Functions of BET proteins in GATA1-mediated transcription [ChIP-seq]. Mus musculus

Transcription factor GATA1 binding in erythroblasts in the presence and absence of BET inhibitor JQ1, and BET protein BRD3 and BRD4 binding in erythroblasts in the presence and absence of GATA1. Inhibitors of Bromodomain and Extra-Terminal motif proteins (BETs) are being evaluated for the treatment of cancer and other diseases yet their physiologic mechanisms remain largely unknown. We used genomic and genetic approaches to examine BET function in a hematopoietic maturation system driven by GATA1, an acetylated transcription factor previously shown to interact with BETs. We found that while BRD3 occupied the majority of GATA1 binding sites, BRD2 and BRD4 were also recruited to a subset of GATA1-occupied sites. Functionally, BET inhibition impaired GATA1-mediated transcriptional activation, but not repression, genome-wide. Co-activation by BETs was accomplished both by facilitating genomic occupancy of GATA1 and subsequently supporting transcription activation. Using a combination of CRISPR/CAS9-mediated genomic engineering and shRNA approaches we observed that depletion of either BRD2 or BRD4 alone blunted erythroid gene activation, while depletion of BRD3 only affected erythroid transcription in the setting of BRD2 deficiency. These results suggest that pharmacologic BET inhibition should be interpreted in the context of distinct steps in transcriptional activation and partially overlapping functions among BET family members. Overall design: GATA1 null erythroblasts (G1E) conditionally expressing GATA1 as a GATA1-ER fusion protein were induced to express GATA1 by addition of 100nM estradiol for 24 hours. For GATA1 binding experiments this occurred in the absence or presence of 250nM JQ1. For BRD3 and BRD4 occupancy experiments G1E cells were compared to G1E cells with activated GATA1-ER fusion protein.
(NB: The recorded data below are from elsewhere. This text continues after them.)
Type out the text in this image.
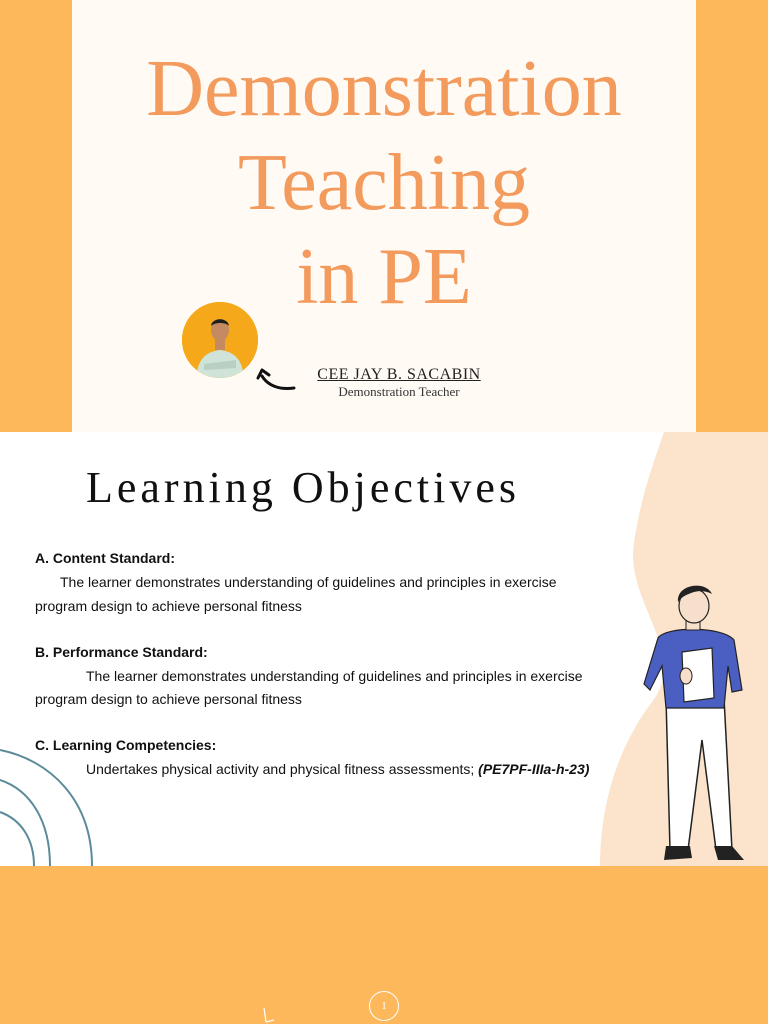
Demonstration
Teaching
in PE
CEE JAY B. SACABIN
Demonstration Teacher
Learning Objectives
A. Content Standard:
The learner demonstrates understanding of guidelines and principles in exercise
program design to achieve personal fitness
B. Performance Standard:
The learner demonstrates understanding of guidelines and principles in exercise
program design to achieve personal fitness
C. Learning Competencies:
Undertakes physical activity and physical fitness assessments; (PE7PF-IIIa-h-23)
1
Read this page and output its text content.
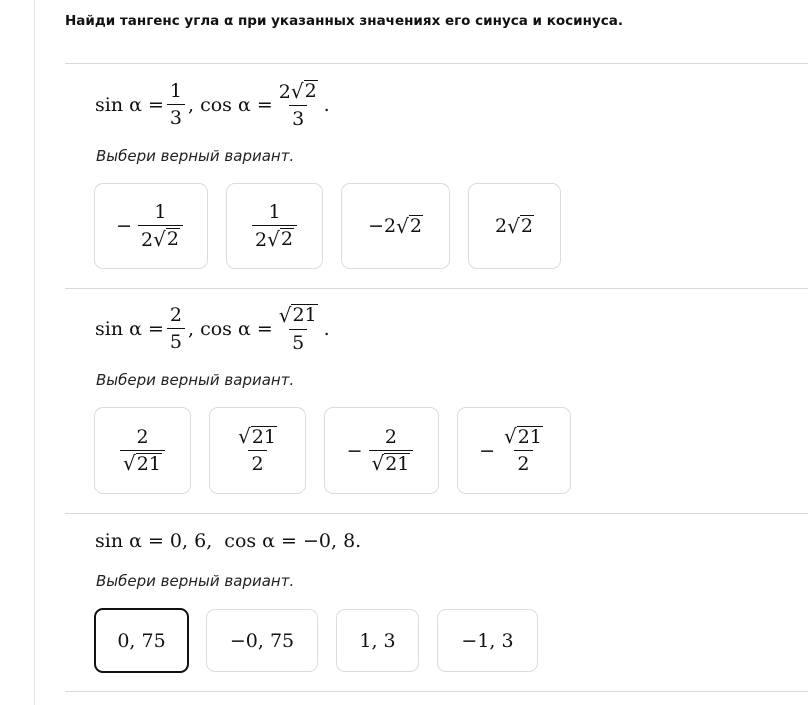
Найди тангенс угла α при указанных значениях его синуса и косинуса.
$\sin \alpha = \frac{1}{3}$ , $\cos \alpha = \frac{2 √ 2}{3}$ .
Выбери верный вариант.
− $\frac{1}{2 √ 2}$	$\frac{1}{2 √ 2}$	−2 √ 2	2 √ 2
$\sin \alpha = \frac{2}{5}$ , $\cos \alpha = \frac{√ 21}{5}$ .
Выбери верный вариант.
$\frac{2}{√ 21}$	$\frac{√ 21}{2}$	− $\frac{2}{√ 21}$	− $\frac{√ 21}{2}$
sin α = 0, 6,  cos α = −0, 8.
Выбери верный вариант.
0, 75	−0, 75	1, 3	−1, 3
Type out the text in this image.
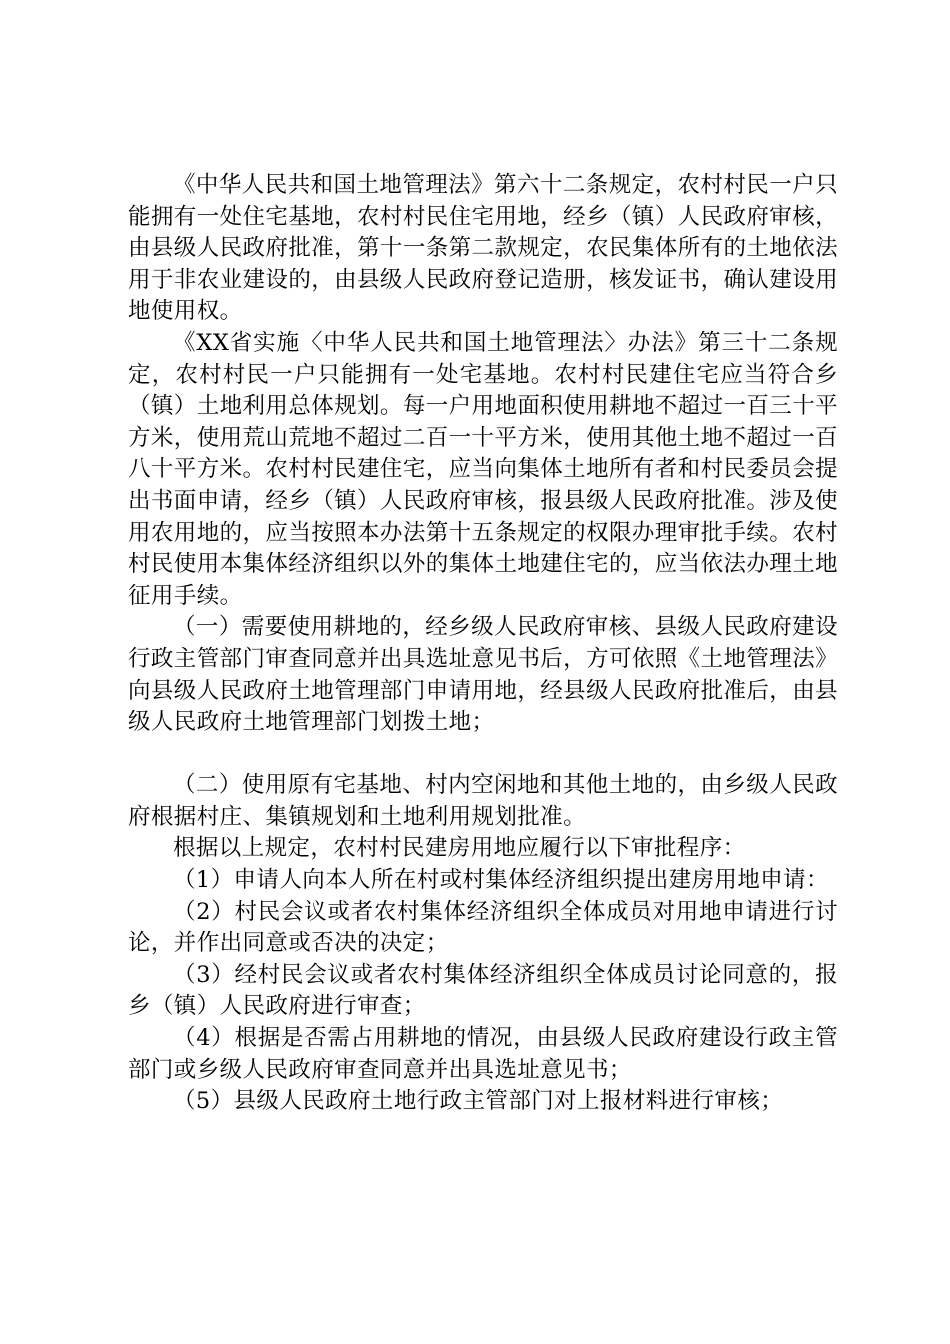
《中华人民共和国土地管理法》第六十二条规定，农村村民一户只能拥有一处住宅基地，农村村民住宅用地，经乡（镇）人民政府审核，由县级人民政府批准，第十一条第二款规定，农民集体所有的土地依法用于非农业建设的，由县级人民政府登记造册，核发证书，确认建设用地使用权。

《XX省实施〈中华人民共和国土地管理法〉办法》第三十二条规定，农村村民一户只能拥有一处宅基地。农村村民建住宅应当符合乡（镇）土地利用总体规划。每一户用地面积使用耕地不超过一百三十平方米，使用荒山荒地不超过二百一十平方米，使用其他土地不超过一百八十平方米。农村村民建住宅，应当向集体土地所有者和村民委员会提出书面申请，经乡（镇）人民政府审核，报县级人民政府批准。涉及使用农用地的，应当按照本办法第十五条规定的权限办理审批手续。农村村民使用本集体经济组织以外的集体土地建住宅的，应当依法办理土地征用手续。

（一）需要使用耕地的，经乡级人民政府审核、县级人民政府建设行政主管部门审查同意并出具选址意见书后，方可依照《土地管理法》向县级人民政府土地管理部门申请用地，经县级人民政府批准后，由县级人民政府土地管理部门划拨土地；

（二）使用原有宅基地、村内空闲地和其他土地的，由乡级人民政府根据村庄、集镇规划和土地利用规划批准。

根据以上规定，农村村民建房用地应履行以下审批程序：

（1）申请人向本人所在村或村集体经济组织提出建房用地申请：

（2）村民会议或者农村集体经济组织全体成员对用地申请进行讨论，并作出同意或否决的决定；

（3）经村民会议或者农村集体经济组织全体成员讨论同意的，报乡（镇）人民政府进行审查；

（4）根据是否需占用耕地的情况，由县级人民政府建设行政主管部门或乡级人民政府审查同意并出具选址意见书；

（5）县级人民政府土地行政主管部门对上报材料进行审核；
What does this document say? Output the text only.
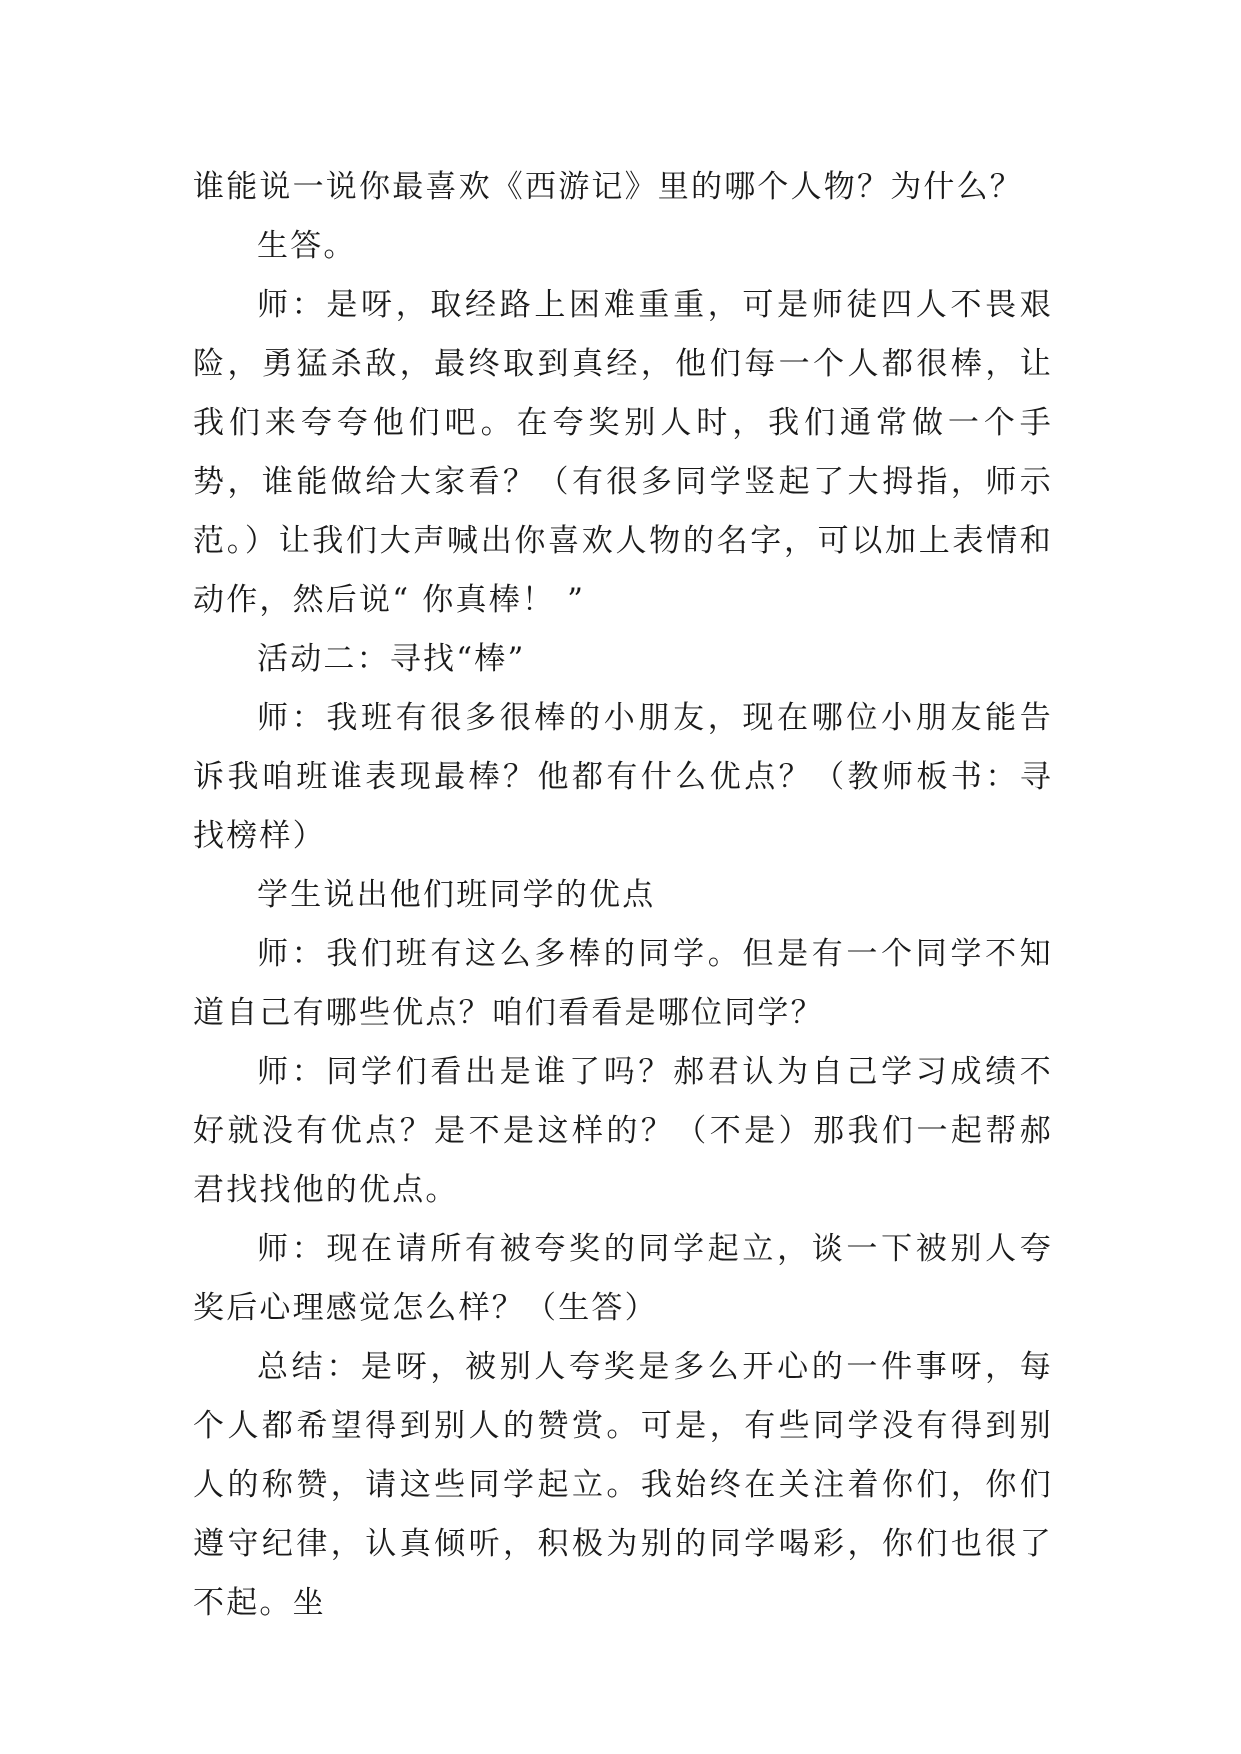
谁能说一说你最喜欢《西游记》里的哪个人物？为什么？

生答。

师：是呀，取经路上困难重重，可是师徒四人不畏艰险，勇猛杀敌，最终取到真经，他们每一个人都很棒，让我们来夸夸他们吧。在夸奖别人时，我们通常做一个手势，谁能做给大家看？（有很多同学竖起了大拇指，师示范。）让我们大声喊出你喜欢人物的名字，可以加上表情和动作，然后说“ 你真棒！ ”

活动二：寻找“棒”

师：我班有很多很棒的小朋友，现在哪位小朋友能告诉我咱班谁表现最棒？他都有什么优点？（教师板书：寻找榜样）

学生说出他们班同学的优点

师：我们班有这么多棒的同学。但是有一个同学不知道自己有哪些优点？咱们看看是哪位同学？

师：同学们看出是谁了吗？郝君认为自己学习成绩不好就没有优点？是不是这样的？（不是）那我们一起帮郝君找找他的优点。

师：现在请所有被夸奖的同学起立，谈一下被别人夸奖后心理感觉怎么样？（生答）

总结：是呀，被别人夸奖是多么开心的一件事呀，每个人都希望得到别人的赞赏。可是，有些同学没有得到别人的称赞，请这些同学起立。我始终在关注着你们，你们遵守纪律，认真倾听，积极为别的同学喝彩，你们也很了不起。坐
本数据集聚焦两类结合检测：一是在BET抑制剂JQ1存在与缺失条件下，成红细胞中的转录因子GATA1结合情况；二是在GATA1存在与缺失条件下，成红细胞中的BET家族蛋白BRD3与BRD4结合情况。溴结构域与额外末端基序（Bromodomain and Extra-Terminal motif, BET）蛋白抑制剂目前正被评估用于癌症及其他疾病的临床治疗，但其生理作用机制在很大程度上仍未明确。本研究借助基因组学与遗传学技术，在由GATA1（一种此前被证实可与BET蛋白相互作用的乙酰化转录因子）驱动的造血成熟系统中探究BET蛋白的功能。研究结果显示，尽管BRD3占据了绝大多数GATA1结合位点，但BRD2与BRD4同样会被招募至部分被GATA1占据的染色质结合位点。功能层面的实验结果表明，BET抑制剂会在全基因组范围内削弱GATA1介导的转录激活过程，但不会影响其转录抑制功能。BET蛋白的协同激活作用通过两种途径实现：一是促进GATA1在基因组上的结合占据，二是后续辅助转录激活过程的进行。本研究结合CRISPR/Cas9介导的基因组编辑与短发夹RNA（short hairpin RNA, shRNA）技术，观察到单独敲低BRD2或BRD4均可削弱红细胞系基因的激活过程；而仅在BRD2缺失的背景下，敲低BRD3才会对红细胞系转录产生影响。上述研究结果提示，在阐释药理BET抑制剂的作用效果时，应当结合转录激活过程中的不同步骤，以及BET家族成员间部分重叠的功能特性。实验设计概况：将GATA1缺失的成红细胞（G1E）改造为条件性表达GATA1-ER融合蛋白的细胞系，通过添加100nM雌二醇诱导24小时以激活GATA1的表达。在GATA1结合实验中，分别设置250nM JQ1存在与缺失两种条件开展对照实验。针对BRD3与BRD4结合位点的实验，则将未激活GATA1-ER融合蛋白的G1E细胞与激活后的G1E细胞进行对比分析。